While doing my interview with ThaPhlash... I found this site, and they have some crazy good wallpapers. I downloaded at least 50 using Chrome to Phone.

http://browse.deviantart.com/customization/wallpaper/

be sure to sort or specify if you like, I just went page by page and found gold along the way.

Other suggestions from RW members below.. and they are ALL good and in no order:

http://wallbase.cc/

http://apod.nasa.gov/apod/archivepix.html

http://interfacelift.com/wallpaper/downloads/date/any/


----------



## Zach

YES!! Needed some new wall papers! Thank you.


----------



## gancho

Thanks S15274n. I tend to get bored with my wallpapers and change fairly frequently. Another site I have found with some good pics is: http://interfacelift.com/wallpaper/downloads/date/any/. You can download the pics in various resolutions and they even offer a handful of resolutions for android phones


----------



## Fox_Dye

Thanks for the links I needed some fresh wallpapers.

Sent from my DROIDX using Tapatalk


----------



## s15274n

Gancho, thanks man. Found this and it looks great.
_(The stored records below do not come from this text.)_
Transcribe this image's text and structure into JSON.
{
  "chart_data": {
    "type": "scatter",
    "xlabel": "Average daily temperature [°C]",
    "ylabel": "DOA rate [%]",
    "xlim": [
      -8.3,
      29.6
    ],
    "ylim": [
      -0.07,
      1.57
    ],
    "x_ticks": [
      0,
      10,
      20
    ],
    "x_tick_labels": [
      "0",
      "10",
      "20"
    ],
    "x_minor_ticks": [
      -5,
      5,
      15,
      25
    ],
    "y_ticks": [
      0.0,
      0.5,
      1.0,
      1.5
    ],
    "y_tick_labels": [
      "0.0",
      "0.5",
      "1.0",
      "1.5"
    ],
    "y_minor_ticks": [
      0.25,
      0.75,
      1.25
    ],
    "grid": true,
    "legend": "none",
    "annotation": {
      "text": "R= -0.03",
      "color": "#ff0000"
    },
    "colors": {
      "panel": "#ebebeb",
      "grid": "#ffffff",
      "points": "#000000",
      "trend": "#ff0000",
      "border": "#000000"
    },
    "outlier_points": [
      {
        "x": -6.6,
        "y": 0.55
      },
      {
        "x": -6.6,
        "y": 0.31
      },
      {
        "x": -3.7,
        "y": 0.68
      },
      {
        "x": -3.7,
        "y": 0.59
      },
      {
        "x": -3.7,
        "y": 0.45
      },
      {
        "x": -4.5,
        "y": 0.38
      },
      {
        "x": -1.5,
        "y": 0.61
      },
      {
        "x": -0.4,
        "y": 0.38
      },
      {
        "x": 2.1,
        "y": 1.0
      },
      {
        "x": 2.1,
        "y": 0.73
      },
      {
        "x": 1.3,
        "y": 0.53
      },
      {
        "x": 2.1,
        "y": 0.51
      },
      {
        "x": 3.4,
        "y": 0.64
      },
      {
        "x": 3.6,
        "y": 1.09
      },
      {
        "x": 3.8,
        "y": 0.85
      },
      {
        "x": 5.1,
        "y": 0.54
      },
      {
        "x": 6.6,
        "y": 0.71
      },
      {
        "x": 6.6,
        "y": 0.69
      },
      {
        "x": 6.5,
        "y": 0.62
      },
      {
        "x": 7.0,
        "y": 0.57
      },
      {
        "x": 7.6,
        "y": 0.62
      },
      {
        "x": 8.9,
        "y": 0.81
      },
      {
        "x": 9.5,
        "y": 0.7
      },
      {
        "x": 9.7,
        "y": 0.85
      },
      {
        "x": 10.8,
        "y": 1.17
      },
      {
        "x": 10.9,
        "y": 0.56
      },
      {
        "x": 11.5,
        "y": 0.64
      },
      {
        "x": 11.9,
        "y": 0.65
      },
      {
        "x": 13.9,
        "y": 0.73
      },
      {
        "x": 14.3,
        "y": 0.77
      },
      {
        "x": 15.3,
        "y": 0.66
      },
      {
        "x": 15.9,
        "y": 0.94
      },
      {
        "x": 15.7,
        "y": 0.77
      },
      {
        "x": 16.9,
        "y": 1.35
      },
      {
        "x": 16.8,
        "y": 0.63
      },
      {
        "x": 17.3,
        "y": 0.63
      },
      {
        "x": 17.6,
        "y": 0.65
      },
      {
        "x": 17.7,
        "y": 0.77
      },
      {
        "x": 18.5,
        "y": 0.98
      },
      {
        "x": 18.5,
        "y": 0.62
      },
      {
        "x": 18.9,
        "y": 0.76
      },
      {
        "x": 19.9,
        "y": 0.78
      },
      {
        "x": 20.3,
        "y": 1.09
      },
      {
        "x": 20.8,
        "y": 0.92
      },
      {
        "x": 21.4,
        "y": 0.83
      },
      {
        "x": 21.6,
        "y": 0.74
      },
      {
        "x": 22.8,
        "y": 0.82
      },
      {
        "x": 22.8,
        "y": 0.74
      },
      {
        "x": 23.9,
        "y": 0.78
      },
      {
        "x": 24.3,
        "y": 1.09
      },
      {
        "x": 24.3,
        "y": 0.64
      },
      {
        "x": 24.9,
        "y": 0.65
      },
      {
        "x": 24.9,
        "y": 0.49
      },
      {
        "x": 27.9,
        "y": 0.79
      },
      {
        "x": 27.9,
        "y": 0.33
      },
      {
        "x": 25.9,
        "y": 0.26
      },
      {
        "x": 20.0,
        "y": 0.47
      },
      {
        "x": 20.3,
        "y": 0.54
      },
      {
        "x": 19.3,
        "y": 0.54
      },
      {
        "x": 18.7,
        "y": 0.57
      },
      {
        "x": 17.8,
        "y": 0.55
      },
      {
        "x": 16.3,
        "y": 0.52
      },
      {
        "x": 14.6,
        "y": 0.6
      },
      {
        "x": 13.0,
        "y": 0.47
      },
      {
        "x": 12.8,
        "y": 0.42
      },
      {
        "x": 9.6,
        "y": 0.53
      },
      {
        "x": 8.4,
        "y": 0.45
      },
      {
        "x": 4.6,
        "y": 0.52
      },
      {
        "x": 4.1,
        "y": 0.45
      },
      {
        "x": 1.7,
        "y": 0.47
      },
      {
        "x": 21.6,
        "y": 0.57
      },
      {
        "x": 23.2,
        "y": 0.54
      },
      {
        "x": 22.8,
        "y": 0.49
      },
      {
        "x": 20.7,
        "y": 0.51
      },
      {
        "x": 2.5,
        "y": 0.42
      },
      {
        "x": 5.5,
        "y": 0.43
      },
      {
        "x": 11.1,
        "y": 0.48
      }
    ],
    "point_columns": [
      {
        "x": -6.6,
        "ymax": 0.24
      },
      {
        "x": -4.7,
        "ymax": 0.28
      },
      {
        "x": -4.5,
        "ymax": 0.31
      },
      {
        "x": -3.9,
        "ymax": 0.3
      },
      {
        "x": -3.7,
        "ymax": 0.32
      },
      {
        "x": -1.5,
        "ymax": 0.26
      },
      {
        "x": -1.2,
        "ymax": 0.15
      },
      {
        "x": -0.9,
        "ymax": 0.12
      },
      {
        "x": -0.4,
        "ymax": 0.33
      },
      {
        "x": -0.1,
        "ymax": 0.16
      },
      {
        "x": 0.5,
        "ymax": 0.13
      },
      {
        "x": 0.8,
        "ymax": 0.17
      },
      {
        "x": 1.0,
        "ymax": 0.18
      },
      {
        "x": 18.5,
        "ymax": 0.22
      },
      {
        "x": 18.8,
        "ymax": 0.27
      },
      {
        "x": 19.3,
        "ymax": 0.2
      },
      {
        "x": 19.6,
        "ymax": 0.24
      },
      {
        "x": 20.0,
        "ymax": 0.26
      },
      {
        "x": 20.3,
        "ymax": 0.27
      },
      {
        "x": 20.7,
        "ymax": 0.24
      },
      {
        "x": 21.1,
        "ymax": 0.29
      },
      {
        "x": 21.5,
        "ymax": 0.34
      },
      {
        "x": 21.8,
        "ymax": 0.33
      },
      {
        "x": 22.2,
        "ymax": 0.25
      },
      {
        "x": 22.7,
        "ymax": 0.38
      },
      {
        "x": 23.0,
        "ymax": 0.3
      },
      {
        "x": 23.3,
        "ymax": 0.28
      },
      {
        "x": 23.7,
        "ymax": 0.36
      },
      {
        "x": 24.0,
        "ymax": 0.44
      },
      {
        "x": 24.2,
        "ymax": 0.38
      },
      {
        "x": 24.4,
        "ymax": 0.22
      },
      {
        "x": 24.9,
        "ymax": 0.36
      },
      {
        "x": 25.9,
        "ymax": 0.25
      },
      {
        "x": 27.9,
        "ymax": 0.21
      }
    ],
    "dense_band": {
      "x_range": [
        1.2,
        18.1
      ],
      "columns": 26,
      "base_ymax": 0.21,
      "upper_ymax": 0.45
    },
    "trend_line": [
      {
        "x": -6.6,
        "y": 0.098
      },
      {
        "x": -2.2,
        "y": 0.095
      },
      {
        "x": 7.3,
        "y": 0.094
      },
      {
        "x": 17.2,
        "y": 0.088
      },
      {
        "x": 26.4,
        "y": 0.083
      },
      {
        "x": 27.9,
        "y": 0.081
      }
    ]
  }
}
http://interfacelift.com/wallpaper/D0f6539a/02604_platform_960x800.jpg


----------



## Big Dog KMc

If anyone is into Space Pictures then this is the place for you.
http://apod.nasa.gov/apod/archivepix.html
Some relay amazing Pics here.

The older the year say 2002 and back, most of the pics resolutions get grainier.
One could literally get lost on this site.


----------



## 0909xelA

Thanks everyone for the share. If you want something different and stunning, the following site has it all. 
http://wallbase.cc


----------



## s15274n

loving these sites... if you can't find an amazing wallpaper on these links, you are blind.


----------



## gancho

S15274n said:


> loving these sites... if you can't find an amazing wallpaper on these links, you are blind.


Agreed! If I could make a suggestion it would be nice to have all the links aggregated in the first post so everyone would have easy access (who knows, could turn into another guide :android-smile


----------



## s15274n

done and done.


----------



## gancho

Awesome, ty.


----------